La faction minoritaire (libérale) s’est fortement opposée à cette définition, prévenant qu’elle était sujette à des malentendus, qu’elle aliénerait les gens de l’Église et qu’elle éclipsait l’autorité de l’Église locale. Des hommes d’Église sérieux, tels que l’évêque Dupanloup et même le bienheureux John Henry Newman, remettent en question la nécessité et le moment de la proclamation. Le vote est cependant presque unanimement en faveur de la proclamation, les opposants ayant quitté les lieux avant le vote. O’Malley aide le lecteur à découvrir les rouages et les manœuvres du Conseil, y compris les frustrations du pape Pie à l’égard de la faction libérale. En regardant vers aujourd’hui, il aide à reconnaître que l’Église a toujours eu des points de vue différents sur la meilleure façon d’enseigner et de mener le travail pastoral. Bien que les luttes intestines puissent parfois devenir désordonnées, le Saint-Esprit guide l’Église en dépit de ces machinations et parfois même à travers elles.

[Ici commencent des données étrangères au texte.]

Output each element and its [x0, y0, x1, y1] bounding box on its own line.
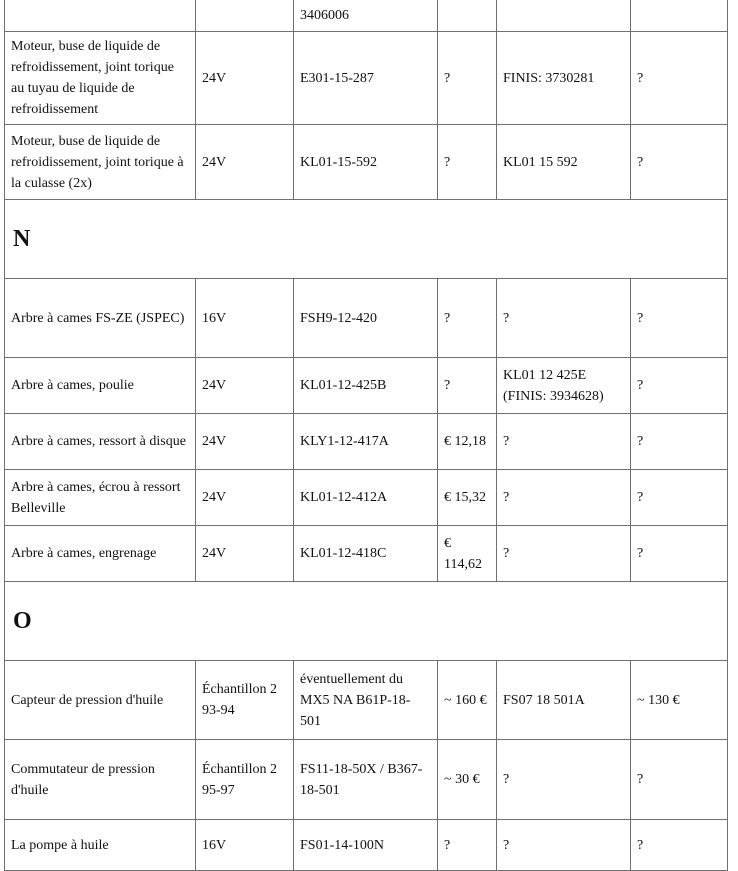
cell-part — [5, 0, 196, 32]
cell-price: ~ 30 € — [438, 740, 497, 820]
cell-part: Moteur, buse de liquide de refroidissement, joint torique au tuyau de liquide de refroidissement — [5, 32, 196, 125]
section-heading-row — [5, 200, 728, 279]
cell-alt: ? — [497, 526, 631, 582]
table-row — [5, 32, 728, 125]
cell-ref: E301-15-287 — [294, 32, 438, 125]
cell-ref: FS01-14-100N — [294, 820, 438, 871]
cell-ref: 3406006 — [294, 0, 438, 32]
cell-alt-price: ? — [631, 125, 728, 200]
cell-price: ? — [438, 32, 497, 125]
cell-alt-price: ? — [631, 279, 728, 358]
cell-alt: ? — [497, 414, 631, 470]
cell-alt-price: ? — [631, 820, 728, 871]
cell-alt-price: ? — [631, 32, 728, 125]
cell-alt-price: ? — [631, 414, 728, 470]
cell-ref: éventuellement du MX5 NA B61P-18-501 — [294, 661, 438, 740]
cell-alt-price — [631, 0, 728, 32]
cell-part: Arbre à cames, poulie — [5, 358, 196, 414]
cell-alt-price: ~ 130 € — [631, 661, 728, 740]
table-row — [5, 820, 728, 871]
cell-spec: 24V — [196, 414, 294, 470]
cell-spec: 24V — [196, 526, 294, 582]
cell-alt: ? — [497, 279, 631, 358]
cell-ref: FSH9-12-420 — [294, 279, 438, 358]
cell-price: ? — [438, 358, 497, 414]
cell-spec: Échantillon 2 95-97 — [196, 740, 294, 820]
cell-price: ~ 160 € — [438, 661, 497, 740]
cell-alt: KL01 15 592 — [497, 125, 631, 200]
cell-price: ? — [438, 820, 497, 871]
cell-alt: KL01 12 425E (FINIS: 3934628) — [497, 358, 631, 414]
table-row — [5, 661, 728, 740]
cell-part: Arbre à cames FS-ZE (JSPEC) — [5, 279, 196, 358]
cell-alt: FINIS: 3730281 — [497, 32, 631, 125]
cell-spec: 24V — [196, 125, 294, 200]
cell-spec: 16V — [196, 820, 294, 871]
table-row — [5, 279, 728, 358]
cell-price: € 12,18 — [438, 414, 497, 470]
table-row — [5, 740, 728, 820]
cell-part: La pompe à huile — [5, 820, 196, 871]
cell-alt: ? — [497, 740, 631, 820]
table-row — [5, 414, 728, 470]
cell-ref: KL01-12-425B — [294, 358, 438, 414]
cell-spec — [196, 0, 294, 32]
cell-ref: KLY1-12-417A — [294, 414, 438, 470]
cell-spec: 16V — [196, 279, 294, 358]
table-row — [5, 0, 728, 32]
cell-price: ? — [438, 125, 497, 200]
cell-alt-price: ? — [631, 470, 728, 526]
section-letter: N — [5, 200, 728, 279]
cell-price: € 15,32 — [438, 470, 497, 526]
cell-spec: 24V — [196, 358, 294, 414]
cell-alt-price: ? — [631, 740, 728, 820]
cell-part: Capteur de pression d'huile — [5, 661, 196, 740]
cell-alt-price: ? — [631, 358, 728, 414]
cell-price: € 114,62 — [438, 526, 497, 582]
cell-part: Moteur, buse de liquide de refroidissement, joint torique à la culasse (2x) — [5, 125, 196, 200]
cell-ref: KL01-12-412A — [294, 470, 438, 526]
cell-alt-price: ? — [631, 526, 728, 582]
cell-part: Arbre à cames, écrou à ressort Belleville — [5, 470, 196, 526]
cell-ref: KL01-15-592 — [294, 125, 438, 200]
cell-part: Commutateur de pression d'huile — [5, 740, 196, 820]
section-letter: O — [5, 582, 728, 661]
cell-price — [438, 0, 497, 32]
table-row — [5, 358, 728, 414]
cell-alt: ? — [497, 820, 631, 871]
cell-alt — [497, 0, 631, 32]
cell-part: Arbre à cames, engrenage — [5, 526, 196, 582]
cell-spec: Échantillon 2 93-94 — [196, 661, 294, 740]
table-row — [5, 526, 728, 582]
cell-ref: FS11-18-50X / B367-18-501 — [294, 740, 438, 820]
cell-spec: 24V — [196, 470, 294, 526]
cell-spec: 24V — [196, 32, 294, 125]
cell-alt: FS07 18 501A — [497, 661, 631, 740]
cell-ref: KL01-12-418C — [294, 526, 438, 582]
parts-table — [4, 0, 728, 871]
cell-alt: ? — [497, 470, 631, 526]
cell-part: Arbre à cames, ressort à disque — [5, 414, 196, 470]
section-heading-row — [5, 582, 728, 661]
table-row — [5, 470, 728, 526]
cell-price: ? — [438, 279, 497, 358]
table-row — [5, 125, 728, 200]
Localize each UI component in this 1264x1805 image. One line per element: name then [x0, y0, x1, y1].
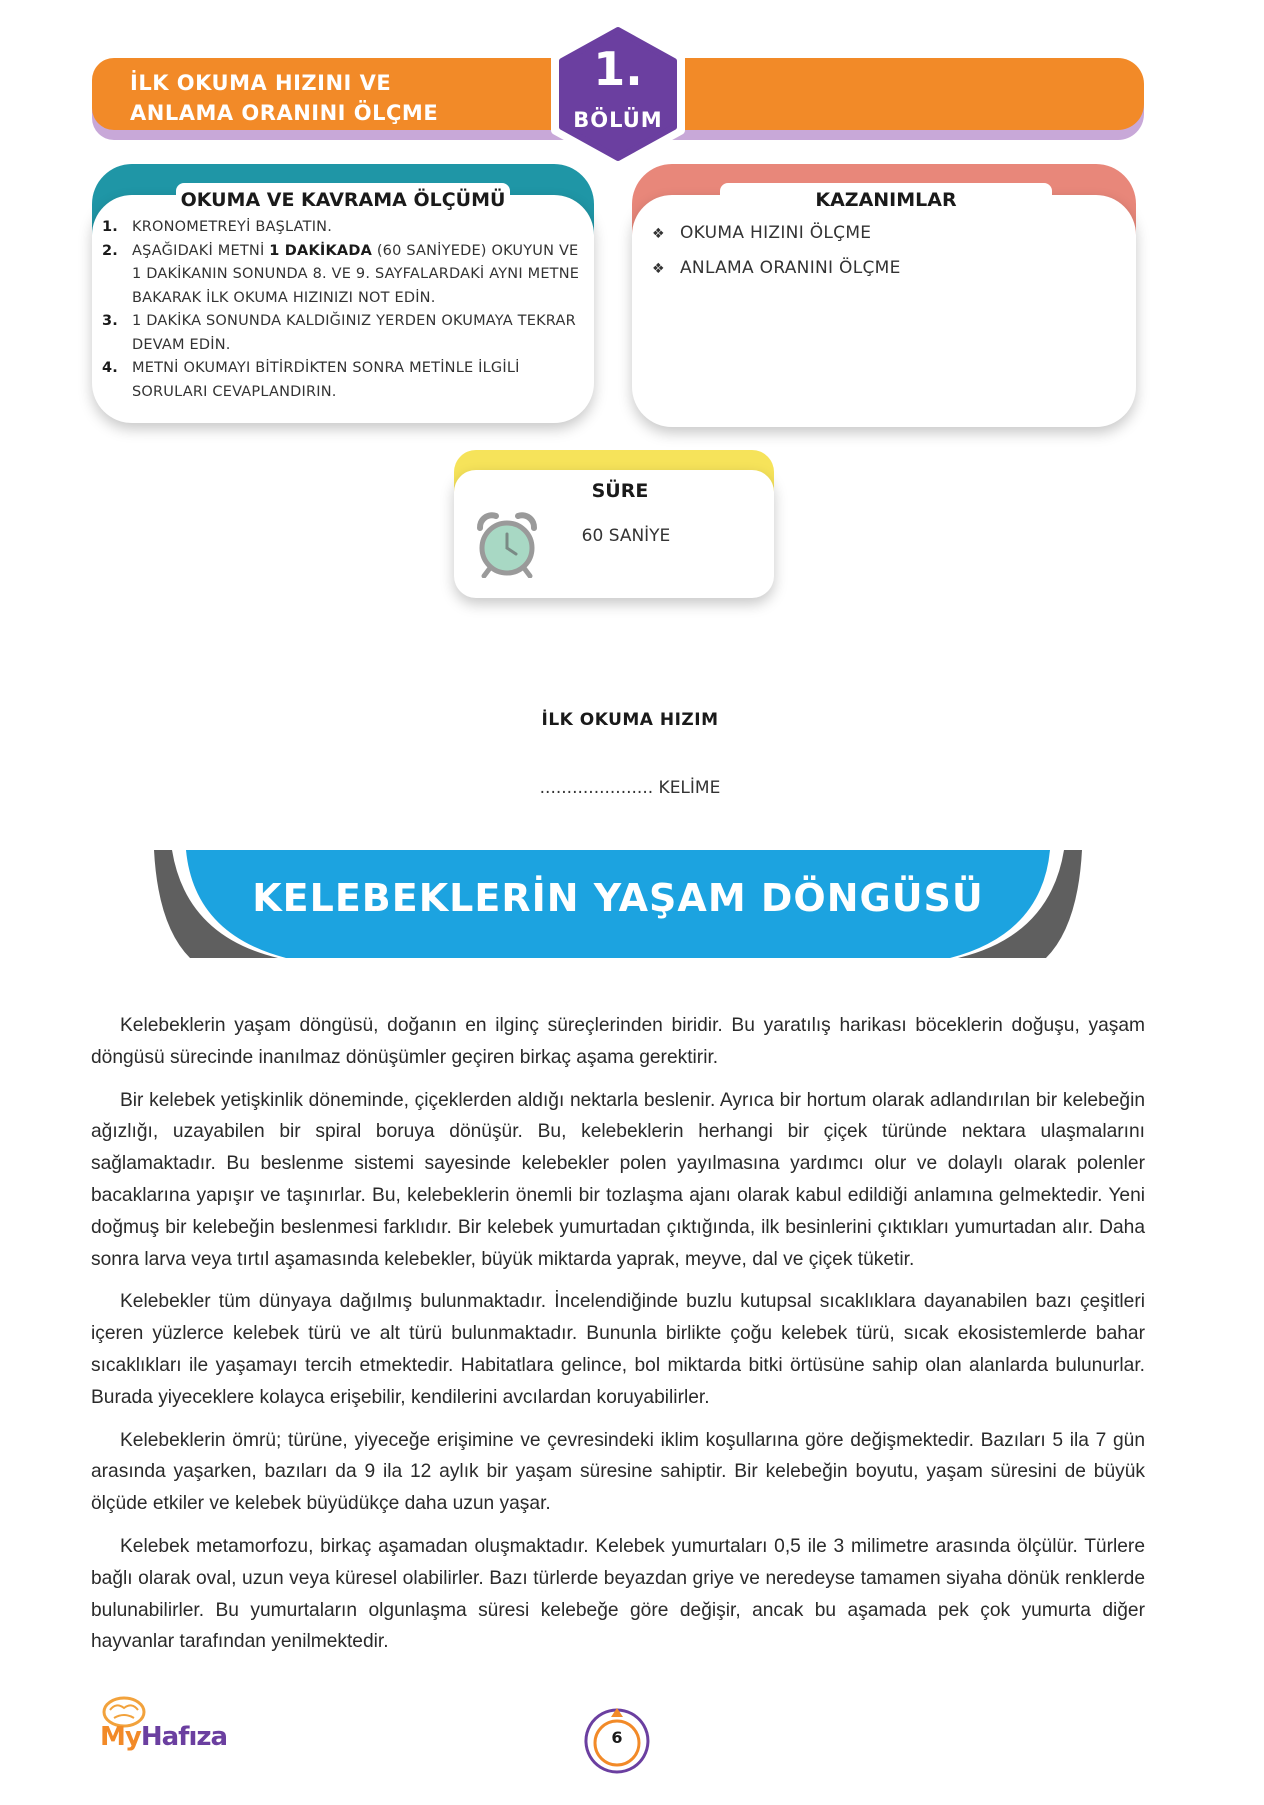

Le concile Vatican II a poursuivi les débats du premier, mais a tranché dans un sens favorable aux positions défendues par la minorité précédente : en mettant l’accent sur la synodalité et l’autorité des évêques, en exprimant une ouverture au monde moderne et à la démocratie, en recommandant des adaptations de la liturgie et en embrassant l’érudition moderne, y compris l’étude historique de la Bible. Ensemble, les deux conciles du Vatican proposent une approche équilibrée pour s’engager dans le monde moderne : préserver la foi et l’autorité de l’Église tout en trouvant de nouvelles façons d’évangéliser et de servir. Néanmoins, le livre d’O’Malley fournit des indices que l’Église est peut-être encore en train de trouver son chemin à travers les difficultés du monde moderne, y compris en travaillant sur des approches différentes de la relation entre l’Église et la modernité.